Dr. Paul Ogendi in “Collective Property Rights in Human Biological Materials in Kenya,” reflects on property rights in relation to human biological materials obtained from research participants participating in genomic research. He argues that property rights are crucial in genomic research because they can help avoid exploitation or abuse of such precious material by researchers. In “Nurturing our Wetlands for Biodiversity Conservation,” Dr. Kariuki Muigua notes that Wetlands have a vital role in not just delivering ecological services to meet human needs, but also in biodiversity conservation. Wetlands are vital habitat sites for many species and a source of water, both of which contribute to biodiversity protection. The paper examines the role of wetlands in biodiversity conservation and how these wetland resources might be managed to improve biodiversity conservation.

Oseko Louis D. Obure in “Investor-State Dispute Resolution in a Fast-Paced World,” preponderance of disputes between States or States and Investors created need for a robust, effective, and efficient mechanisms not only for the resolution of these disputes but also their prevention. He notes that developing states lead in being parties to Investor-State Disputes (ISD) particularly as respondents. He proceeds to conceptualize and problematize investor-state disputes resolution in a fast-paced world. Lilian N.S. Kong’ani and Dr. Kariuki Muigua in “Status of Participation of Women in Mediation: A case Study of Development Project Conflict in Olkaria IV, Kenya” review the status of participation of women in mediation to resolve conflicts between KenGen and the community. The paper demonstrates a need for further democratization of the mediation processes to cater for more participation of women to enhance the mediation results and offer more sustainable resolutions.

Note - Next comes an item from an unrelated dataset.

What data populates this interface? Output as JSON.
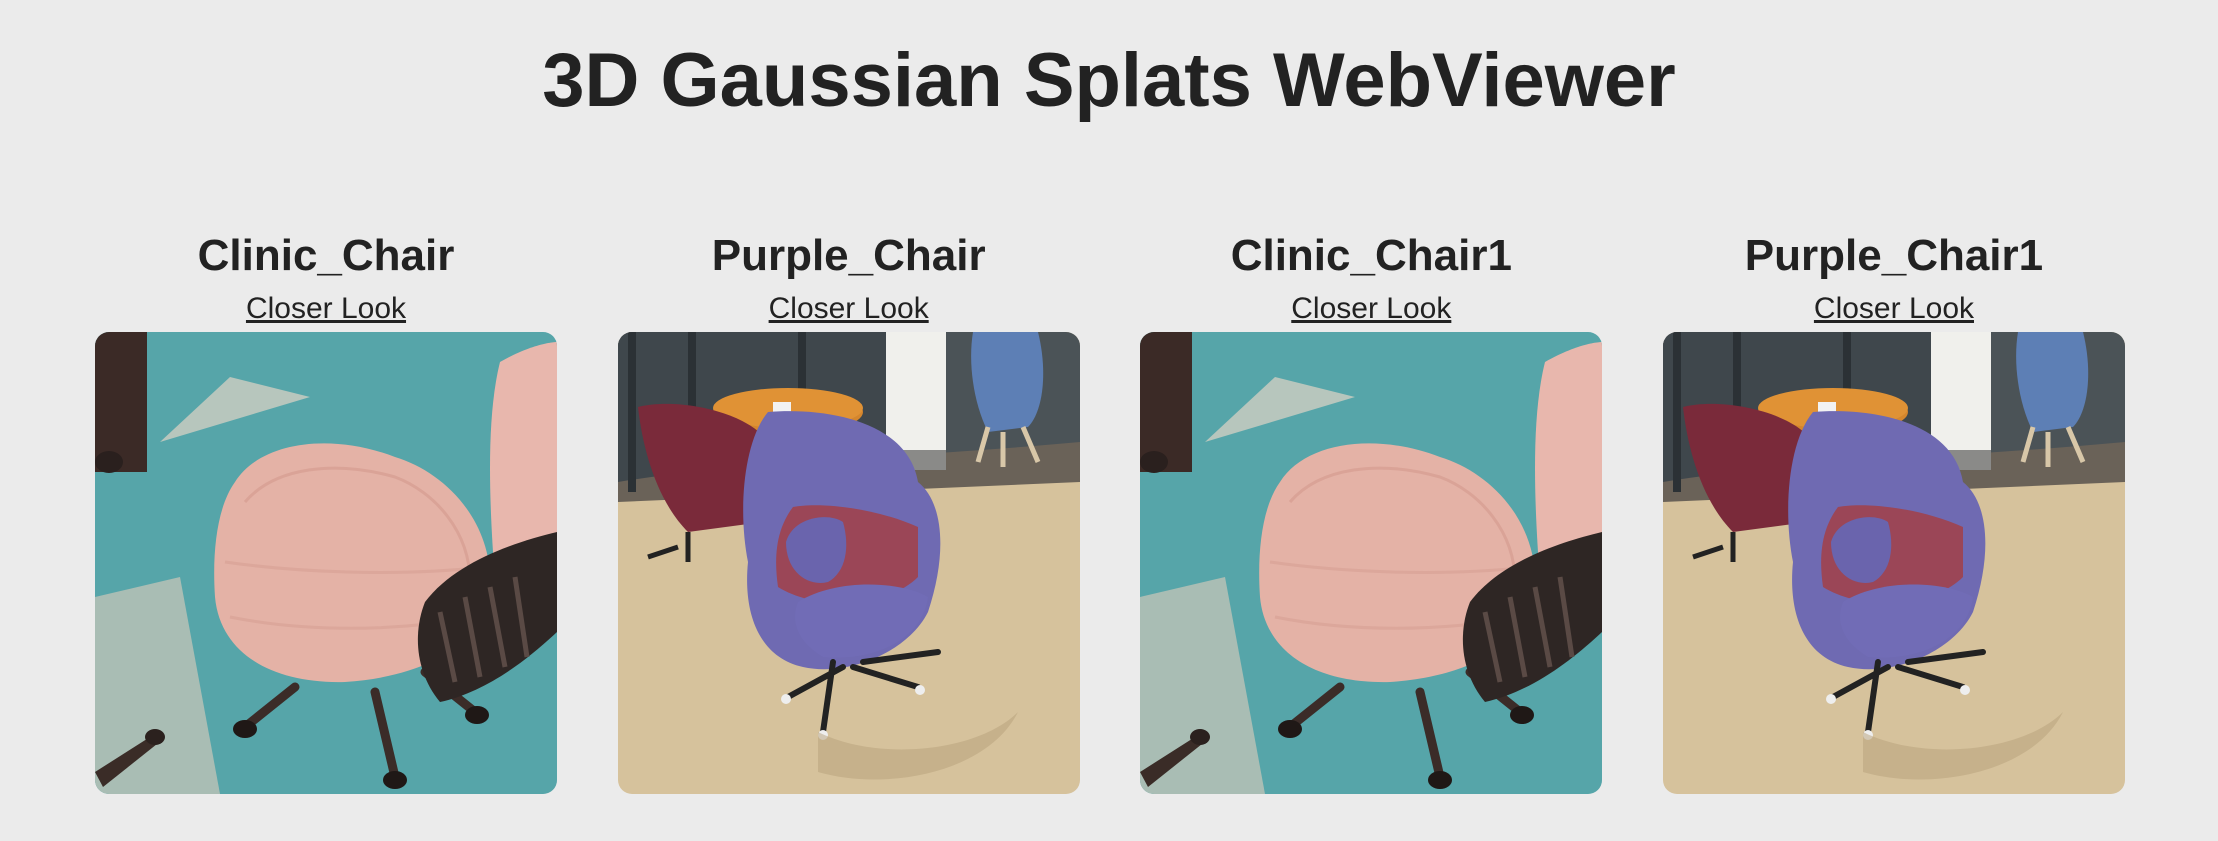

Felix Otieno Odhiambo and Melinda Lorenda Mueni in “The Business of Climate Change: An Analysis of Carbon Trading in Kenya analyses the business of carbon trading in the context of Kenya’s legal framework. The article examines the legal framework that underpins climate change into the Kenyan legal system and provides an exposition of the concept of carbon trading and its various forms. Michael Okello, in “Critical Analysis of World Trade Organisation’s Most-Favored Nation (MFN) Treatment: Prospects, Challenges and Emerging Trends in the 21st Century,” highlights the rationale behind MFN treatment and also restates the vision of multilateral trade to achieve equitable and special interventions with respect to trade in goods, services and trade related intellectual property rights in the affected states.